State legislation in California is our state’s central tool both in addressing climate change and in pushing back on the regressive environmental policies of the Trump administration. In 2015, Fossil Free California was a leader in the fight to pass SB 185 – the first (and still the only) divestment bill to pass a state legislature. The bill requires CalSTRS and CalPERS to divest from thermal coal.

In 2017, Fossil Free California is following key climate-related legislation, and educating and advocating about important bills.

Fossil Free California’s Legislative team works with 350 Bay Area and with 350 local groups throughout California to select, review, and set priorities for our legislative work. Through our membership in Green California, a consortium of more than 100 environmental groups statewide, we partner with other climate leaders to ensure passage of key legislation. Our legislative volunteers join delegations to legislators’ district offices, give public comment at committee hearings, and write letters to legislators and newspapers about the issues we follow.

With our partner Environment California, we sponsored SB 560 (authored by Sen. Ben Allen of Santa Monica), a bill that will define “financial climate risk” in law and require CalPERS and CalSTRS to consider and report on climate risk in their portfolios. SB 560 was held in Senate Appropriations this spring, and will be re-introduced in January, 2018.
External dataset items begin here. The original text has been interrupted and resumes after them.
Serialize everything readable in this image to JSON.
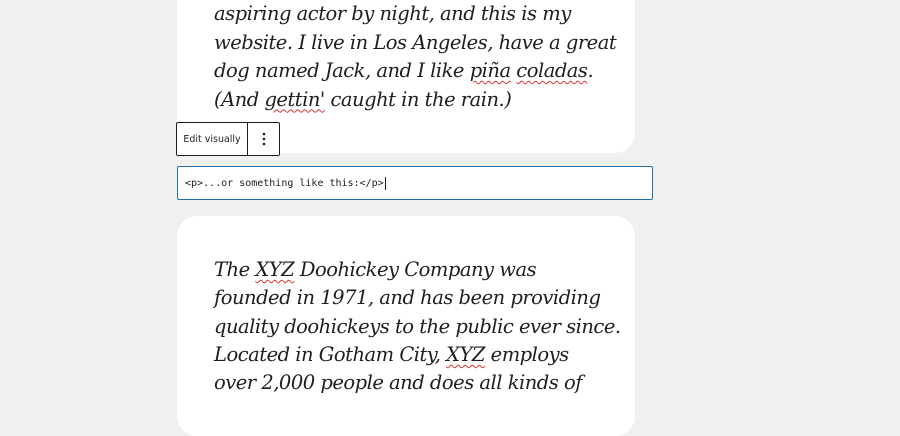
{
  "top_block": {
    "lines": [
      [
        {
          "t": "aspiring actor by night, and this is my"
        }
      ],
      [
        {
          "t": "website. I live in Los Angeles, have a great"
        }
      ],
      [
        {
          "t": "dog named Jack, and I like "
        },
        {
          "t": "piña",
          "spell": true
        },
        {
          "t": " "
        },
        {
          "t": "coladas",
          "spell": true
        },
        {
          "t": "."
        }
      ],
      [
        {
          "t": "(And "
        },
        {
          "t": "gettin'",
          "spell": true
        },
        {
          "t": " caught in the rain.)"
        }
      ]
    ]
  },
  "block_toolbar": {
    "edit_visually_label": "Edit visually",
    "options_icon": "vertical-ellipsis-icon"
  },
  "html_editor": {
    "value": "<p>...or something like this:</p>"
  },
  "bottom_block": {
    "lines": [
      [
        {
          "t": "The "
        },
        {
          "t": "XYZ",
          "spell": true
        },
        {
          "t": " Doohickey Company was"
        }
      ],
      [
        {
          "t": "founded in 1971, and has been providing"
        }
      ],
      [
        {
          "t": "quality doohickeys to the public ever since."
        }
      ],
      [
        {
          "t": "Located in Gotham City, "
        },
        {
          "t": "XYZ",
          "spell": true
        },
        {
          "t": " employs"
        }
      ],
      [
        {
          "t": "over 2,000 people and does all kinds of"
        }
      ]
    ]
  },
  "colors": {
    "accent": "#2271b1",
    "spellcheck": "#d63638",
    "canvas": "#f0f0f1"
  }
}
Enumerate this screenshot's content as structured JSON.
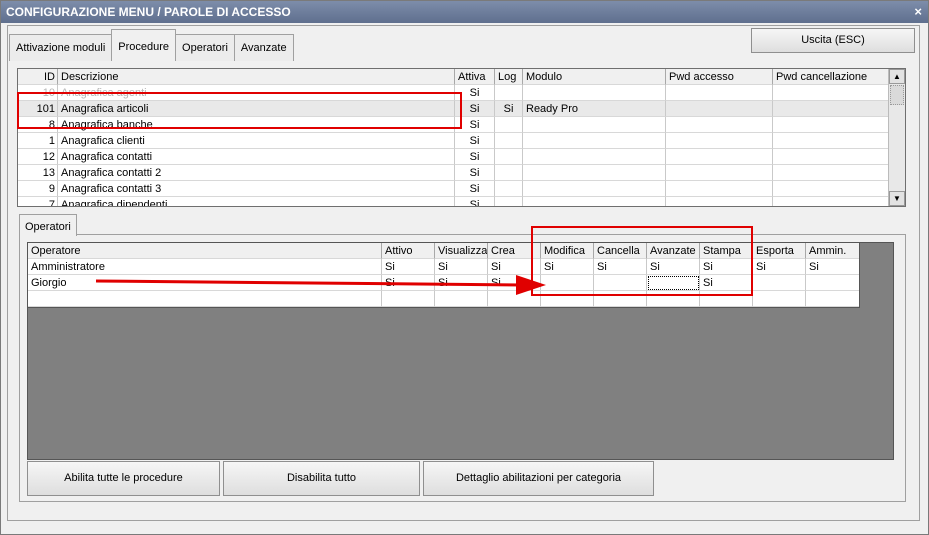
{
  "window": {
    "title": "CONFIGURAZIONE MENU / PAROLE DI ACCESSO",
    "close_label": "×"
  },
  "tabs": [
    {
      "label": "Attivazione moduli"
    },
    {
      "label": "Procedure"
    },
    {
      "label": "Operatori"
    },
    {
      "label": "Avanzate"
    }
  ],
  "active_tab": "Procedure",
  "exit_button": "Uscita (ESC)",
  "procedures_grid": {
    "columns": [
      "ID",
      "Descrizione",
      "Attiva",
      "Log",
      "Modulo",
      "Pwd accesso",
      "Pwd cancellazione"
    ],
    "rows": [
      {
        "id": "10",
        "descrizione": "Anagrafica agenti",
        "attiva": "Si",
        "log": "",
        "modulo": ""
      },
      {
        "id": "101",
        "descrizione": "Anagrafica articoli",
        "attiva": "Si",
        "log": "Si",
        "modulo": "Ready Pro"
      },
      {
        "id": "8",
        "descrizione": "Anagrafica banche",
        "attiva": "Si",
        "log": "",
        "modulo": ""
      },
      {
        "id": "1",
        "descrizione": "Anagrafica clienti",
        "attiva": "Si",
        "log": "",
        "modulo": ""
      },
      {
        "id": "12",
        "descrizione": "Anagrafica contatti",
        "attiva": "Si",
        "log": "",
        "modulo": ""
      },
      {
        "id": "13",
        "descrizione": "Anagrafica contatti 2",
        "attiva": "Si",
        "log": "",
        "modulo": ""
      },
      {
        "id": "9",
        "descrizione": "Anagrafica contatti 3",
        "attiva": "Si",
        "log": "",
        "modulo": ""
      },
      {
        "id": "7",
        "descrizione": "Anagrafica dipendenti",
        "attiva": "Si",
        "log": "",
        "modulo": ""
      }
    ],
    "scroll_up": "▲",
    "scroll_down": "▼"
  },
  "operators_tab": {
    "label": "Operatori"
  },
  "operators_grid": {
    "columns": [
      "Operatore",
      "Attivo",
      "Visualizza",
      "Crea",
      "Modifica",
      "Cancella",
      "Avanzate",
      "Stampa",
      "Esporta",
      "Ammin."
    ],
    "rows": [
      {
        "operatore": "Amministratore",
        "attivo": "Si",
        "visualizza": "Si",
        "crea": "Si",
        "modifica": "Si",
        "cancella": "Si",
        "avanzate": "Si",
        "stampa": "Si",
        "esporta": "Si",
        "ammin": "Si"
      },
      {
        "operatore": "Giorgio",
        "attivo": "Si",
        "visualizza": "Si",
        "crea": "Si",
        "modifica": "",
        "cancella": "",
        "avanzate": "",
        "stampa": "Si",
        "esporta": "",
        "ammin": ""
      }
    ]
  },
  "buttons": {
    "enable_all": "Abilita tutte le procedure",
    "disable_all": "Disabilita tutto",
    "category_detail": "Dettaglio abilitazioni per categoria"
  },
  "colors": {
    "annotation": "#e00000",
    "titlebar": "#6b7b99"
  }
}
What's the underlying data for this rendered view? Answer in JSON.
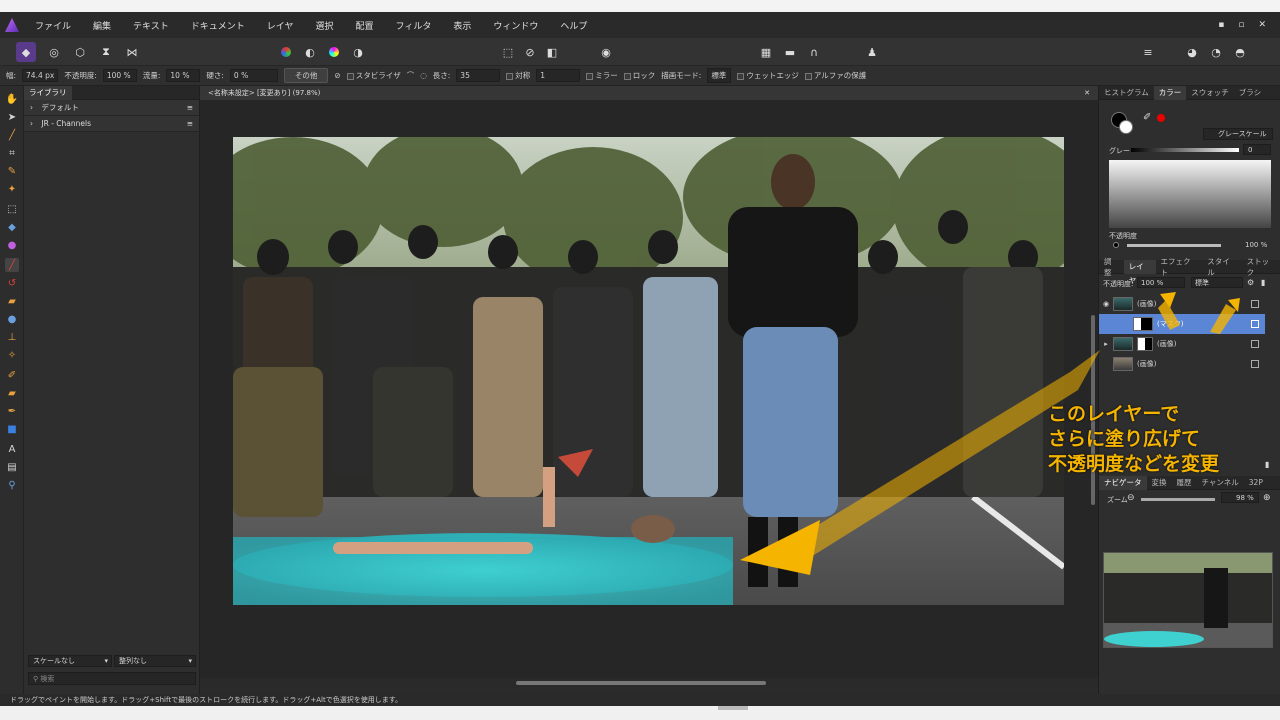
{
  "menu": {
    "items": [
      "ファイル",
      "編集",
      "テキスト",
      "ドキュメント",
      "レイヤ",
      "選択",
      "配置",
      "フィルタ",
      "表示",
      "ウィンドウ",
      "ヘルプ"
    ],
    "window_controls": [
      "▪",
      "▫",
      "✕"
    ]
  },
  "context_bar": {
    "width_label": "幅:",
    "width_value": "74.4 px",
    "opacity_label": "不透明度:",
    "opacity_value": "100 %",
    "flow_label": "流量:",
    "flow_value": "10 %",
    "hardness_label": "硬さ:",
    "hardness_value": "0 %",
    "more_button": "その他",
    "stabilizer_label": "スタビライザ",
    "length_label": "長さ:",
    "length_value": "35",
    "symmetry_label": "対称",
    "symmetry_value": "1",
    "mirror_label": "ミラー",
    "lock_label": "ロック",
    "blend_mode_label": "描画モード:",
    "blend_mode_value": "標準",
    "wet_edges_label": "ウェットエッジ",
    "protect_alpha_label": "アルファの保護"
  },
  "library_panel": {
    "tab": "ライブラリ",
    "items": [
      "デフォルト",
      "JR - Channels"
    ],
    "scale_select": "スケールなし",
    "sort_select": "整列なし",
    "search_placeholder": "検索"
  },
  "document": {
    "tab_title": "<名称未設定> [変更あり] (97.8%)"
  },
  "color_panel": {
    "tabs": [
      "ヒストグラム",
      "カラー",
      "スウォッチ",
      "ブラシ"
    ],
    "active_tab": "カラー",
    "mode_select": "グレースケール",
    "gray_label": "グレー",
    "gray_value": "0",
    "opacity_label": "不透明度",
    "opacity_value": "100 %"
  },
  "layers_panel": {
    "tabs": [
      "調整",
      "レイヤ",
      "エフェクト",
      "スタイル",
      "ストック"
    ],
    "active_tab": "レイヤ",
    "opacity_label": "不透明度:",
    "opacity_value": "100 %",
    "blend_value": "標準",
    "layers": [
      {
        "name": "(画像)",
        "selected": false
      },
      {
        "name": "(マスク)",
        "selected": true
      },
      {
        "name": "(画像)",
        "selected": false
      },
      {
        "name": "(画像)",
        "selected": false
      }
    ]
  },
  "navigator_panel": {
    "tabs": [
      "ナビゲータ",
      "変換",
      "履歴",
      "チャンネル",
      "32P"
    ],
    "active_tab": "ナビゲータ",
    "zoom_label": "ズーム",
    "zoom_value": "98 %"
  },
  "status_bar": {
    "text": "ドラッグでペイントを開始します。ドラッグ+Shiftで最後のストロークを続行します。ドラッグ+Altで色選択を使用します。"
  },
  "annotation": {
    "lines": [
      "このレイヤーで",
      "さらに塗り広げて",
      "不透明度などを変更"
    ],
    "color": "#f5b400"
  },
  "colors": {
    "accent": "#4a78c9",
    "selection": "#5b86d6"
  }
}
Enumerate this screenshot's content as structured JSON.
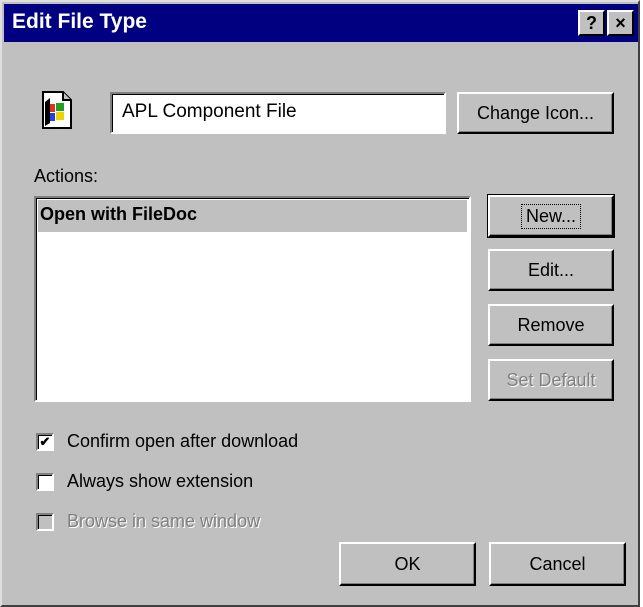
{
  "window": {
    "title": "Edit File Type",
    "help_button": "?",
    "close_button": "×"
  },
  "file_type": {
    "description": "APL Component File",
    "change_icon_label": "Change Icon..."
  },
  "actions": {
    "label": "Actions:",
    "items": [
      "Open with FileDoc"
    ],
    "selected_index": 0,
    "buttons": {
      "new": "New...",
      "edit": "Edit...",
      "remove": "Remove",
      "set_default": "Set Default"
    }
  },
  "options": [
    {
      "label": "Confirm open after download",
      "checked": true,
      "enabled": true
    },
    {
      "label": "Always show extension",
      "checked": false,
      "enabled": true
    },
    {
      "label": "Browse in same window",
      "checked": false,
      "enabled": false
    }
  ],
  "footer": {
    "ok_label": "OK",
    "cancel_label": "Cancel"
  },
  "colors": {
    "titlebar": "#000080",
    "face": "#c0c0c0",
    "disabled_text": "#808080"
  }
}
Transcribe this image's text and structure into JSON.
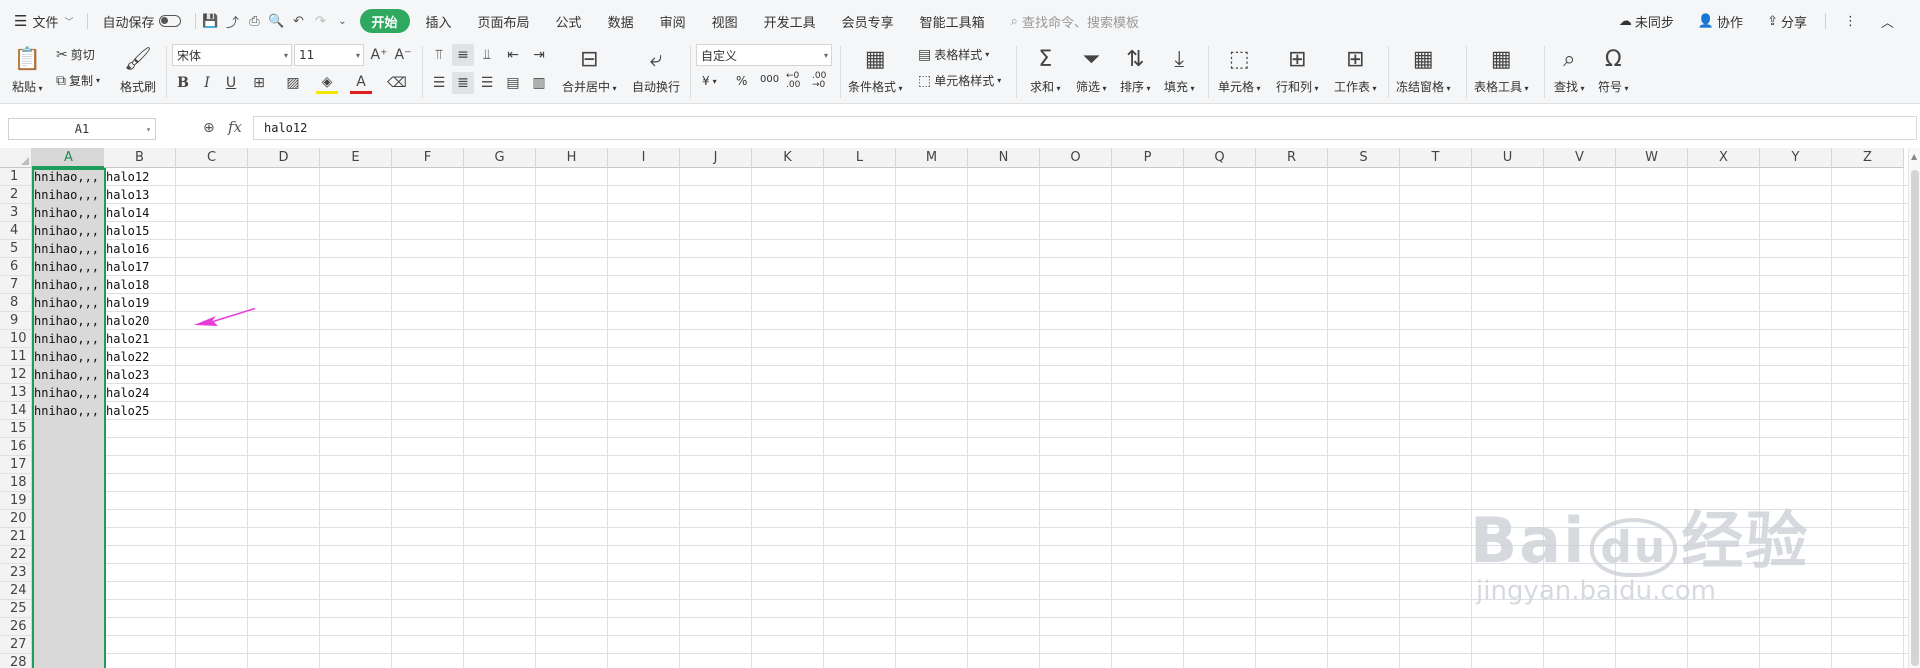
{
  "menu": {
    "file": "文件",
    "autosave": "自动保存",
    "tabs": [
      "开始",
      "插入",
      "页面布局",
      "公式",
      "数据",
      "审阅",
      "视图",
      "开发工具",
      "会员专享",
      "智能工具箱"
    ],
    "search_placeholder": "查找命令、搜索模板",
    "right": {
      "sync": "未同步",
      "collab": "协作",
      "share": "分享"
    }
  },
  "ribbon": {
    "paste": "粘贴",
    "cut": "剪切",
    "copy": "复制",
    "format_painter": "格式刷",
    "font_name": "宋体",
    "font_size": "11",
    "merge_center": "合并居中",
    "wrap_text": "自动换行",
    "number_format": "自定义",
    "currency": "¥",
    "percent": "%",
    "thousands": "000",
    "cond_format": "条件格式",
    "table_style": "表格样式",
    "cell_style": "单元格样式",
    "sum": "求和",
    "filter": "筛选",
    "sort": "排序",
    "fill": "填充",
    "cell": "单元格",
    "row_col": "行和列",
    "worksheet": "工作表",
    "freeze": "冻结窗格",
    "table_tools": "表格工具",
    "find": "查找",
    "symbol": "符号"
  },
  "formula_bar": {
    "name_box": "A1",
    "fx": "fx",
    "content": "halo12"
  },
  "sheet": {
    "columns": [
      "A",
      "B",
      "C",
      "D",
      "E",
      "F",
      "G",
      "H",
      "I",
      "J",
      "K",
      "L",
      "M",
      "N",
      "O",
      "P",
      "Q",
      "R",
      "S",
      "T",
      "U",
      "V",
      "W",
      "X",
      "Y",
      "Z"
    ],
    "rows": [
      "1",
      "2",
      "3",
      "4",
      "5",
      "6",
      "7",
      "8",
      "9",
      "10",
      "11",
      "12",
      "13",
      "14",
      "15",
      "16",
      "17",
      "18",
      "19",
      "20",
      "21",
      "22",
      "23",
      "24",
      "25",
      "26",
      "27",
      "28"
    ],
    "colA": [
      "hnihao,,,",
      "hnihao,,,",
      "hnihao,,,",
      "hnihao,,,",
      "hnihao,,,",
      "hnihao,,,",
      "hnihao,,,",
      "hnihao,,,",
      "hnihao,,,",
      "hnihao,,,",
      "hnihao,,,",
      "hnihao,,,",
      "hnihao,,,",
      "hnihao,,,"
    ],
    "colB": [
      "halo12",
      "halo13",
      "halo14",
      "halo15",
      "halo16",
      "halo17",
      "halo18",
      "halo19",
      "halo20",
      "halo21",
      "halo22",
      "halo23",
      "halo24",
      "halo25"
    ],
    "selected_column": "A",
    "annotation_arrow_color": "#e83ad8",
    "accent_color": "#1e9c5c"
  },
  "watermark": {
    "line1": "Bai 经验",
    "line2": "jingyan.baidu.com"
  }
}
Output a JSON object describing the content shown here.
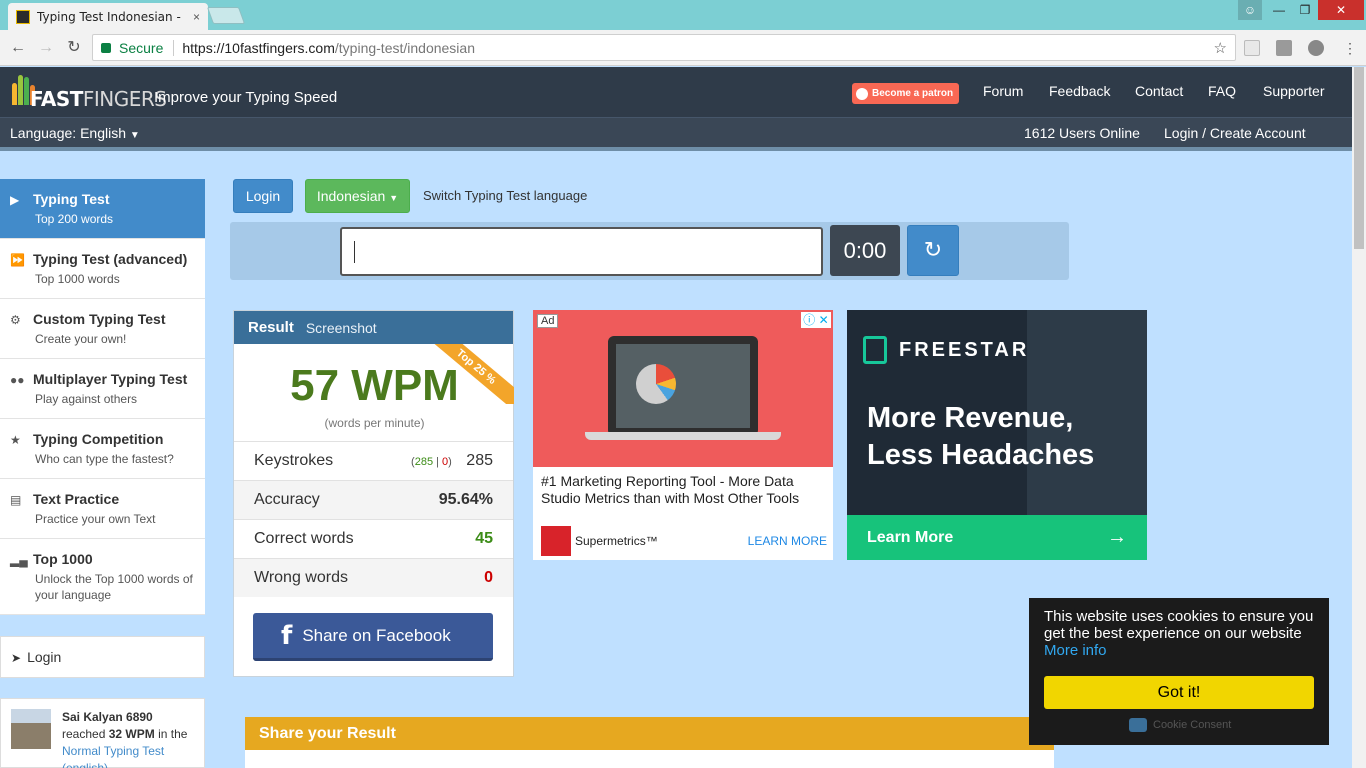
{
  "browser": {
    "tab_title": "Typing Test Indonesian -",
    "tab_close": "×",
    "secure_label": "Secure",
    "url_host": "https://10fastfingers.com",
    "url_path": "/typing-test/indonesian"
  },
  "header": {
    "logo_main": "FAST",
    "logo_thin": "FINGERS",
    "tagline": "Improve your Typing Speed",
    "patron_label": "Become a patron",
    "nav": [
      "Forum",
      "Feedback",
      "Contact",
      "FAQ",
      "Supporter"
    ],
    "language_label": "Language: English",
    "users_online": "1612 Users Online",
    "login_link": "Login / Create Account"
  },
  "sidebar": {
    "items": [
      {
        "title": "Typing Test",
        "subtitle": "Top 200 words",
        "icon": "play-icon"
      },
      {
        "title": "Typing Test (advanced)",
        "subtitle": "Top 1000 words",
        "icon": "fast-forward-icon"
      },
      {
        "title": "Custom Typing Test",
        "subtitle": "Create your own!",
        "icon": "cogs-icon"
      },
      {
        "title": "Multiplayer Typing Test",
        "subtitle": "Play against others",
        "icon": "users-icon"
      },
      {
        "title": "Typing Competition",
        "subtitle": "Who can type the fastest?",
        "icon": "trophy-icon"
      },
      {
        "title": "Text Practice",
        "subtitle": "Practice your own Text",
        "icon": "document-icon"
      },
      {
        "title": "Top 1000",
        "subtitle": "Unlock the Top 1000 words of your language",
        "icon": "signal-icon"
      }
    ],
    "login_label": "Login",
    "recent": {
      "name": "Sai Kalyan 6890",
      "reached": "reached",
      "wpm": "32 WPM",
      "in_the": "in the",
      "test_link": "Normal Typing Test (english)"
    }
  },
  "toolbar": {
    "login_button": "Login",
    "language_button": "Indonesian",
    "switch_text": "Switch Typing Test language",
    "timer": "0:00"
  },
  "result": {
    "title": "Result",
    "screenshot_tab": "Screenshot",
    "ribbon": "Top 25 %",
    "wpm": "57 WPM",
    "wpm_sub": "(words per minute)",
    "keystrokes_label": "Keystrokes",
    "keystrokes_correct": "285",
    "keystrokes_sep": "|",
    "keystrokes_wrong": "0",
    "keystrokes_total": "285",
    "accuracy_label": "Accuracy",
    "accuracy_value": "95.64%",
    "correct_label": "Correct words",
    "correct_value": "45",
    "wrong_label": "Wrong words",
    "wrong_value": "0",
    "facebook_button": "Share on Facebook"
  },
  "ads": {
    "ad_label": "Ad",
    "ad1_description": "#1 Marketing Reporting Tool - More Data Studio Metrics than with Most Other Tools",
    "ad1_brand": "Supermetrics™",
    "ad1_cta": "LEARN MORE",
    "ad2_brand": "FREESTAR",
    "ad2_headline": "More Revenue, Less Headaches",
    "ad2_cta": "Learn More"
  },
  "share": {
    "title": "Share your Result"
  },
  "cookie": {
    "message": "This website uses cookies to ensure you get the best experience on our website",
    "more_info": "More info",
    "button": "Got it!",
    "footer": "Cookie Consent"
  }
}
Other bills that Fossil Free California has endorsed (or opposed) in 2017:

  • SB 100: Senate President pro Tem Kevin de León’s bill requires utilities to sell 100 percent clean electricity by 2045. See fact sheet.
  • SB 488: A bill that passed the Senate unanimously but was amended in the Assembly Insurance Committee to essentially bar our state’s Insurance Commissioner from continuing his groundbreaking work requiring insurance companies to disclose climate risk and fossil fuel holdings in their vast investment portfolios. See this letter, drafted by Fossil Free California with the Center for International Environmental Law in New York, to legislative leaders in Sacramento asking them to remove the poison pill language from the bill. FFCA’s position is “oppose unless amended” to remove the language.
  • SB 49SB 50, and SB 51: The State Senate’s package of bills protecting California’s environmental regulations, public lands, whistleblowers, and scientific data from Trump. See press release.
  • SB 188: Senator Hannah Beth Jackson’s bill prohibiting oil and gas leases, and some transport, in federal waters off California. See the Assembly Appropriations Committee summary.
  • SB 775: We endorsed the Senate leadership’s bill reforming the state’s Cap and Trade program after 2020. Unfortunately, this bill never made it out of its first committee. It was replaced by…
  • AB 398: A compromise bill promoted by the Governor, which FFCA opposed. The bill passed with bipartisan support, which may have been a silver lining.
  • AB 617: The companion bill to SB 378, designed to clarify and strengthen powers of the local air districts to regulate pollutants with the exception of CO2 (which is regulated under cap and trade). We took an “oppose unless amended” position, but the bill was not sufficiently amended, in our view.
  • ACA 1: We opposed this part of the cap and trade deal, which puts a constitutional amendment on the ballot in 2018. If passed by the voters, the amendment will hold all cap and trade funds collected after January 1, 2024, until both houses of the legislature agree with 2/3 majorities on a spending allocation plan for those funds. After the vote, future cap and trade funds will be allocated per the usual process, or whatever the legislature decides (by majority vote).
  • AB 262: Assembly member Rob Bonta’s “Buy Clean” bill, requiring state procurement processes to take greenhouse gas emissions into account. See attached fact sheet.
  • SB 263: Senator Leyva’s bill creating Climate Assistance Centers in low-income communities. This bill was also held in Senate Appropriations, and may be back next year.
  • SB 57: Henry Stern’s bill placing a moratorium on reopening the Aliso Canyon Gas Storage Facility until all causes of the leak are understood and a safety review is complete. This important bill never made it out of the Senate, but work to make the facility safe continues.